Pfizer executives analyzed each lab program for costs, payoff, and risk before deciding to close Sandwich and cut 3,000 more research jobs in New London, Conn. Mikael Dolsten, Pfizer’s research chief, however, decided to stick with Alzheimer’s research, so far one of the least successful areas of drug development but one that holds huge sales potential. To limit risk, Pfizer has partnerships with rivals Johnson & Johnson and Elan Pharmaceuticals (ELN) on one Alzheimer’s drug, bapineuzumab. “We’ll invest and try to share the bets we make,” Dolsten says.
Meanwhile, Pfizer’s sales force is spending less time courting doctors directly to prescribe its drugs, and when they do they hand out fewer binders filled with marketing materials. It’s also hosting fewer “speaker programs,” where Pfizer pays doctors to talk to colleagues at dinners or seminars.
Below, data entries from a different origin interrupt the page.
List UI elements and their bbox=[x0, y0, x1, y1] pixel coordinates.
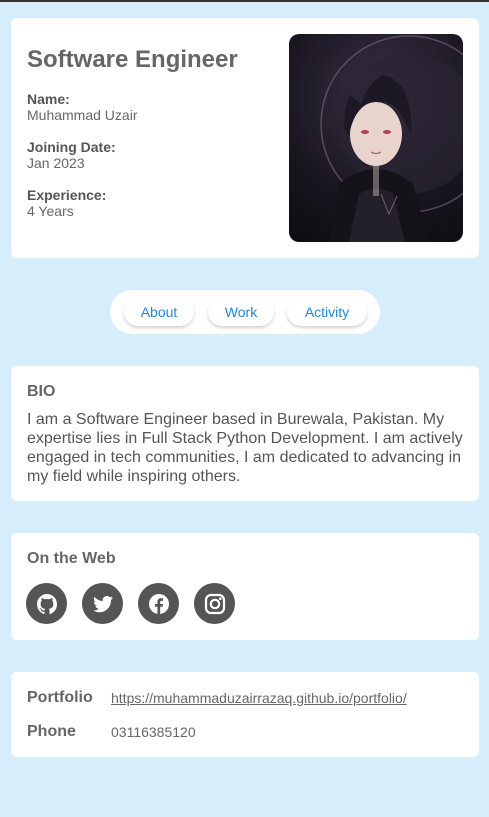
joining-date-label: Joining Date: bbox=[27, 139, 116, 155]
instagram-icon[interactable] bbox=[194, 583, 235, 624]
profile-avatar bbox=[289, 34, 463, 242]
tab-activity[interactable]: Activity bbox=[287, 298, 367, 326]
profile-card: Software Engineer Name: Muhammad Uzair J… bbox=[11, 18, 479, 258]
github-icon[interactable] bbox=[26, 583, 67, 624]
name-value: Muhammad Uzair bbox=[27, 107, 138, 123]
avatar-illustration bbox=[320, 35, 463, 242]
phone-label: Phone bbox=[27, 723, 76, 740]
job-title: Software Engineer bbox=[27, 46, 238, 73]
top-border bbox=[0, 0, 489, 2]
experience-value: 4 Years bbox=[27, 203, 74, 219]
portfolio-label: Portfolio bbox=[27, 689, 93, 706]
portfolio-link[interactable]: https://muhammaduzairrazaq.github.io/por… bbox=[111, 690, 407, 706]
contact-card: Portfolio https://muhammaduzairrazaq.git… bbox=[11, 672, 479, 757]
tab-about[interactable]: About bbox=[124, 298, 194, 326]
experience-label: Experience: bbox=[27, 187, 107, 203]
name-label: Name: bbox=[27, 91, 70, 107]
bio-text: I am a Software Engineer based in Burewa… bbox=[27, 411, 463, 485]
twitter-icon[interactable] bbox=[82, 583, 123, 624]
phone-value: 03116385120 bbox=[111, 724, 196, 740]
joining-date-value: Jan 2023 bbox=[27, 155, 85, 171]
facebook-icon[interactable] bbox=[138, 583, 179, 624]
on-the-web-title: On the Web bbox=[27, 550, 116, 567]
bio-title: BIO bbox=[27, 383, 56, 400]
on-the-web-card: On the Web bbox=[11, 533, 479, 640]
tab-work[interactable]: Work bbox=[208, 298, 274, 326]
bio-card: BIO I am a Software Engineer based in Bu… bbox=[11, 366, 479, 501]
tab-bar: About Work Activity bbox=[110, 290, 380, 334]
Expense cutting aside, Pfizer can grow only if its drug pipeline bears fruit. Its new blood thinner, Eliquis, and tofacitnib, an arthritis pill, should be approved this year. And sales of Prevnar 13, a new vaccine to prevent pneumococcal disease, are growing. The era of mega-mergers to fatten the pipeline is over, however. Says Read: “You never say never, but Pfizer has achieved the scale it needs, both in its science and its global reach.”